During this time I had touring exhibitions, undertook commissioned work, and taught occasionally at Parnham School of Cabinet Making. I ran summer workshops for visiting Japanese students. Later, I was selected by the students as the person they would most like to visit Japan. I ran summer workshops in different parts of the country for a number of years, and from the contacts I made I organized Japanese craftspeople to come to Dorset and see what people were doing here. That was followed by several Anglo-Japanese co-operative ventures, one of which was an astonishing exhibition in the Town Mill by a Japanese gossamer silk weaver from Okinawa, Michiko Uehara, which attracted 3000 visitors in the 7 days it was open.

In 2008 I was invited by the Sasakawa Foundation of Great Britain to spend a month in Japan, drawing. I chose to go to the Kii Penisular, a mountainous region, famous for a sacred path, ‘Kumano Kodo’, and the many temples and shrines. Mount Koya has 130 temples on it, and I stayed at one of the many which provide accommodation; then on to Yakushima Island in the south. The ancient yaku cedars, a type of cryptomeria, are very impressive—the oldest is said to be 7500 years old. The island was an extraordinary mixture of natural beauty and the bizarre. At 6 p.m. every evening the sound of Big Ben, followed by Scottish bagpipes, was heard coming from an avenue of palm trees, orchids growing in the crowns. A few of the trees had been replaced by brilliantly coloured plastic ones; deer and monkeys roamed about unaffected by the noise. After visiting my weaver friend on Okinawa, I returned with about 200 drawings and several illustrated journals.

On my return, I was commissioned to carve some organ pipe shades for St Michael’s Church in Lyme. I chose a marine theme for obvious reasons, using gold leaf and pierced carving, on a curved form, for the first time, and afterwards, I produced some gilded carvings and woodcut prints based on the sketches done in Japan.

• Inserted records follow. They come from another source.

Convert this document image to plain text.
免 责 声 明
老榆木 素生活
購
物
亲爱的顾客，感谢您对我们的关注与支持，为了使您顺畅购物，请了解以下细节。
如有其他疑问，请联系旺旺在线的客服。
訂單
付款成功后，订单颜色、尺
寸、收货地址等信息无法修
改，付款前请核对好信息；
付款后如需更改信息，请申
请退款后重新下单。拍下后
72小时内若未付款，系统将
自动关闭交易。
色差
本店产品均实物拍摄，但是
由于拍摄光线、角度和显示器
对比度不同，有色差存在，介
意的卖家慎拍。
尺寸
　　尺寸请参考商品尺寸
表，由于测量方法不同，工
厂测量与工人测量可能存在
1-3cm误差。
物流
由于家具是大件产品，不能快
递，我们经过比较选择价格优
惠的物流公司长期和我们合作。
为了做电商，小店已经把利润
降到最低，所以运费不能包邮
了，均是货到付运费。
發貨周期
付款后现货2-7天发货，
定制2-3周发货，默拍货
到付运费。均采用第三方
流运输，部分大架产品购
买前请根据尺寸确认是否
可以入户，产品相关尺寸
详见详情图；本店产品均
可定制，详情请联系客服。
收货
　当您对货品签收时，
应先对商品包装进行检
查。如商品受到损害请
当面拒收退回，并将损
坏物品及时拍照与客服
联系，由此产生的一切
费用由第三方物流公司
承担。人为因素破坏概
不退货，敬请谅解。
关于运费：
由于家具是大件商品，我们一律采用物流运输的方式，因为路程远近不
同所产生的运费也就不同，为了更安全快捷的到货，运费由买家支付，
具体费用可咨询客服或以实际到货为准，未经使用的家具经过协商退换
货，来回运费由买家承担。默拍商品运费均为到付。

For a number of years I have been asked to design gardens and structures. I spent a number of years working on the Belmont garden for John Fowles. I was also part of a small local group who re-designed the planting scheme for Langmoor and Lister Gardens. Gardens have always been very much part of my life. When we moved to Lyme, our new garden gave us the opportunity to create a garden together. There has never been any great plan, it has slowly evolved. So although Barbara and I continue to produce very different work, the garden has been a shared creation, with nature playing a large part. Very much like our art work.

Other projects have included extensions and the restoration of listed buildings, producing designs and scaled drawings, sometimes models. Not all obviously linked to art, but I like to think the experiences have somehow been channelled, and helped to enrich the work I do.”